While some have argued that biometrics could protect workers from this type of theft by creating a payroll record that is timestamped with a picture, employers are already finding ways to cheat this system: Between 2014 and 2017, New York-based Parkside Construction and its payroll company, Affinity Human Resources, stole $1.7 million from more than 500 employees despite the fact that the company was using facial-recognition software.
Because the employer owns and operates the software, Affinity Human Resources was able to alter the records to reduce the number of hours employees had clocked.
A more secure construction site?
Yes, biometrics can make a construction site more secure. And yes, these systems can be used to automatically track where workers are moving and ensure they’re properly credentialed. They may even provide insights into workplace movement that enable new efficiencies and unanticipated benefits.
But much of this can be accomplished with GPS trackers that don’t offer the same gleaming prize to hackers and identity thieves.
Where biometrics really shine is in preventing unauthorized personnel from accessing extremely sensitive material. “I would never argue against putting a camera in a bank vault or a storage area in a jewelry store, or wherever they keep the cash in a department store,” Maltby said. “But why do you need a new camera on a construction site? Why do you need a camera during the daytime when your workers are all there? You think your workers are going to steal the equipment?”
Maltby said if employers are considering adding a new layer of security, they should ask themselves what has changed to make the expansion necessary: “What happened that you need video cameras that you never needed before?”

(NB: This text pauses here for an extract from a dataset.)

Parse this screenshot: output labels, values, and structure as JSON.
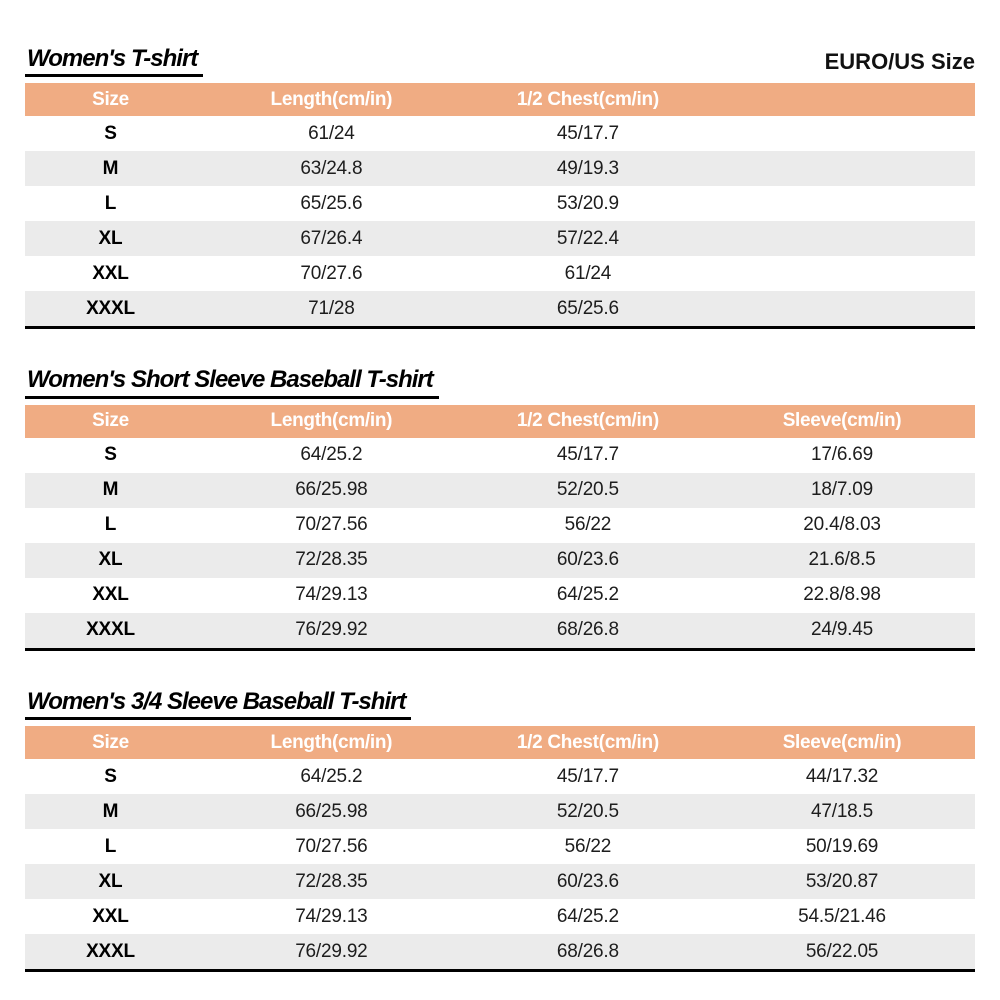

Ndjatou agrees it’s not wrong to value security but urges employers to weigh that priority against the rights and well-being of their employees. “How can we accomplish these goals without infringing on employees’ privacy or the appearance of being big brother?” Ndjatou said.
Worker’s rights
Unfortunately, if you’re a worker on a jobsite and your boss wants to add biometric timeclocks or security to the jobsite, your options are limited. Ndjatou urges employees to ask questions about why these systems are being installed, how the data will be stored and, perhaps most important, for how long.
But both he and Maltby stressed the importance of doing so carefully. In a world of at-will employment, workers can be fired for virtually any reason, and it is well within an employer’s rights to request facial and retinal scans and fingerprints from employees.
Only a few states—Illinois, Washington and Texas—offer workers any protection from giving up biometric identifiers, and even these are scant. In Illinois, which has perhaps the most robust legislation on the topic, The Biometric Information Privacy Act (BIPA) mandates that employers must gain written consent before obtaining biometric data and also must inform employees how the data is being used and how long it will be stored.
Because these are state laws, they often don’t hold up in Federal Court. But last year the Illinois Supreme Court did uphold BIPA in a landmark case, Rosenbach v. Six Flags.
“The core principle of American law is that anybody can do anything that they want to unless there’s a law that says they can’t,” Maltby said. “You have no rights as an employee unless Congress or the state legislature gave them to you. Congress and state legislatures haven’t done much on biometrics.”
While Americans consistently claim they value privacy in polls, Maltby said the reason for the federal inaction is that they don’t complain about privacy to their legislators. “They talk about the war in Iraq and the economy; the wall in Mexico and 100 other subjects,” he said, “but constituent input on workplace privacy is screamingly quiet.”
Until that changes, the only guaranteed option for an employee who doesn’t want to give up their fingerprint or their face: quit.